Diremos con San Pablo, en un hermoso elogio de la fe de Abraham -padre de los creyentes-, que “esperaba contra toda esperanza”. Pues vistas las condiciones humanas de su ancianidad y la esterilidad de su esposa, solo se podía desesperar. Pero no dudó, venció la incredulidad por la fortaleza de su fe. Confiado en las promesas de Dios y en la veracidad de Quien promete, perseveró esperando contra toda esperanza. Y no permaneció en la fe de cualquier forma sino glorificando a Dios, convencido de su poder.

¡Qué desafío para nosotros alcanzar esa madurez de fe! ¡Qué pronto nos desanimamos frente a las adversidades! ¡Cuán rápido perdemos la confianza si se retrasa el cumplimiento de las promesas! ¡Con qué facilidad nos invaden las dudas y la tristeza si debemos atravesar tempestades y combatir batallas! En definitiva: ¡cuán débil y poca parece nuestra fe!

Sin embargo la fe se cultiva, crece y madura. Solemos decir que es “don y tarea”. Primero debemos aprender a cuidar la fe justamente no descuidando la fuente de la cual brota. La fe se fortalece en el encuentro permanente con Dios. Es como una sed que debe ahondarse para más saciarse. La fe que busca a Dios y que le encuentra porque se deja encontrar, porque sale a nuestro encuentro. La fe que bebe de la fuente en la oración asidua, en la escucha de la Palabra y en la vida de los sacramentos –sobre todo en la Eucaristía-.

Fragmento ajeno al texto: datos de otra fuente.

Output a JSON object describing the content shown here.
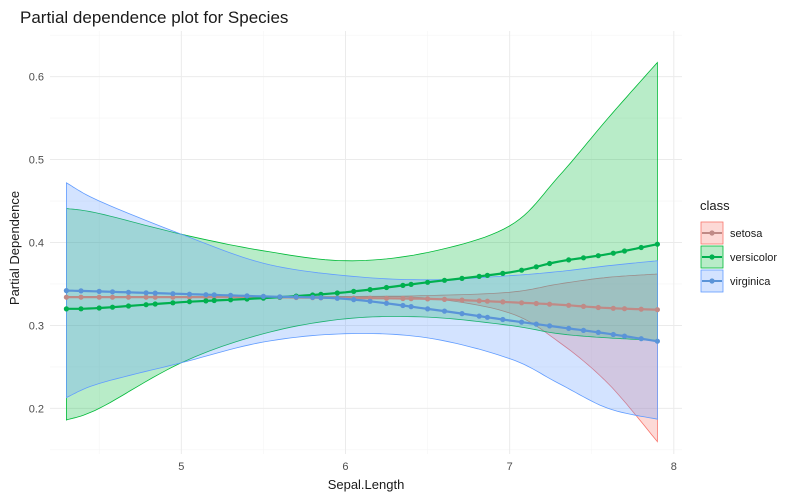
{
  "chart_data": {
    "type": "line",
    "title": "Partial dependence plot for Species",
    "xlabel": "Sepal.Length",
    "ylabel": "Partial Dependence",
    "xlim": [
      4.2,
      8.05
    ],
    "ylim": [
      0.145,
      0.655
    ],
    "x_ticks": [
      5,
      6,
      7,
      8
    ],
    "y_ticks": [
      0.2,
      0.3,
      0.4,
      0.5,
      0.6
    ],
    "grid": true,
    "legend_position": "right",
    "legend_title": "class",
    "series": [
      {
        "name": "setosa",
        "color": "#F8766D",
        "line_color": "#C08A86",
        "x": [
          4.3,
          4.5,
          5.0,
          5.5,
          6.0,
          6.5,
          7.0,
          7.3,
          7.6,
          7.9
        ],
        "values": [
          0.334,
          0.334,
          0.334,
          0.334,
          0.333,
          0.332,
          0.328,
          0.325,
          0.321,
          0.319
        ],
        "lower": [
          0.335,
          0.335,
          0.335,
          0.335,
          0.334,
          0.333,
          0.315,
          0.28,
          0.23,
          0.16
        ],
        "upper": [
          0.335,
          0.335,
          0.335,
          0.335,
          0.335,
          0.336,
          0.34,
          0.35,
          0.358,
          0.362
        ]
      },
      {
        "name": "versicolor",
        "color": "#00BA38",
        "line_color": "#00B04F",
        "x": [
          4.3,
          4.5,
          5.0,
          5.5,
          6.0,
          6.5,
          7.0,
          7.3,
          7.6,
          7.9
        ],
        "values": [
          0.32,
          0.321,
          0.328,
          0.333,
          0.34,
          0.352,
          0.364,
          0.377,
          0.386,
          0.398
        ],
        "lower": [
          0.186,
          0.2,
          0.255,
          0.29,
          0.308,
          0.31,
          0.3,
          0.29,
          0.285,
          0.282
        ],
        "upper": [
          0.441,
          0.435,
          0.41,
          0.39,
          0.378,
          0.388,
          0.42,
          0.48,
          0.55,
          0.617
        ]
      },
      {
        "name": "virginica",
        "color": "#619CFF",
        "line_color": "#5A94D8",
        "x": [
          4.3,
          4.5,
          5.0,
          5.5,
          6.0,
          6.5,
          7.0,
          7.3,
          7.6,
          7.9
        ],
        "values": [
          0.342,
          0.341,
          0.338,
          0.335,
          0.332,
          0.32,
          0.306,
          0.298,
          0.29,
          0.281
        ],
        "lower": [
          0.213,
          0.23,
          0.255,
          0.28,
          0.29,
          0.285,
          0.26,
          0.23,
          0.2,
          0.187
        ],
        "upper": [
          0.472,
          0.45,
          0.41,
          0.375,
          0.36,
          0.355,
          0.36,
          0.365,
          0.372,
          0.378
        ]
      }
    ]
  }
}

Pero en segundo término la fe se entrena. Debemos alcanzar cierta musculación de la fe. Y esto no es posible sin lo más propio de la fe: la fidelidad. La fe pues se ejercita y vuelve sólida en las pruebas, atravesando tentaciones y en el combate espiritual. Aquí está sin embargo la clave de la debilidad de nuestra fe en el tiempo presente de la historia: la masiva incapacidad para el sacrificio, la ideología engañosa de un bienestar cómodo y rápido sin precio alguno, la aniñada expectativa de quien quiere recibirlo todo sin dar nada, la escasa educación en el valor de la ofrenda.

Sin donación y entrega de la vida: ¿cómo afirmar que tenemos fe, si justamente tener fe es entregarse a Otro, ponerse enteramente entre sus manos? Sin el lenguaje del desierto jamás quedará purificada nuestra fe. Sin el lenguaje de la Cruz nunca será fuerte. Por eso la Iglesia peregrina debe retomar con urgencia una amplia y profunda educación de los fieles en la vida de penitencia, en la dimensión ascética que requiere el seguimiento de Jesucristo. Y claro recuperar el tesoro de la herencia mística que hemos recibido, encaminar a sus hijos hacia la contemplación y por ella hacia la Unión con Dios por el amor. Pero mientras sigamos favoreciendo una espiritualidad “light y de bajas calorías” no podremos habilitar la posibilidad de una fe madura que espere contra toda esperanza y permanezca dando gloria a Dios en cualquier circunstancia.

Claro que el Apóstol Pablo cierra su contemplación de Abraham como padre de la fe anunciando el cumplimiento de las promesas en Jesucristo, el Señor. Pues cuanto se prometió a Abraham miraba hacia la economía definitiva de la Encarnación del Logos y de la redención realizada por su Pascua, dando acceso a todos los creyentes a la Alianza Eterna. No quisiera pues cerrar este momento sin una nota sobre el diálogo interreligioso. Pues un auténtico diálogo con quienes también se consideran herederos de Abraham, tanto judíos como musulmanes, nunca puede realizarse a expensas de silenciar el nombre de Jesús, el Cristo de Dios. No se puede hablar de un Padre común igual a todos sino se confiesa que es el Padre de un Hijo Único, nuestro Salvador y el de todo el género humano. No se puede fraternizar plenamente con nadie sino de modo aún imperfecto sin que Jesús esté en medio nuestro y queriendo contar solo con nuestra común pertenencia a la naturaleza humana y una difusa fe con parentesco lejano. La caridad de Dios le exige a la Iglesia que conduzca a todos los hijos de Abraham –tanto judíos como musulmanes- hacia la plena posesión de las promesas en Jesucristo, el Señor.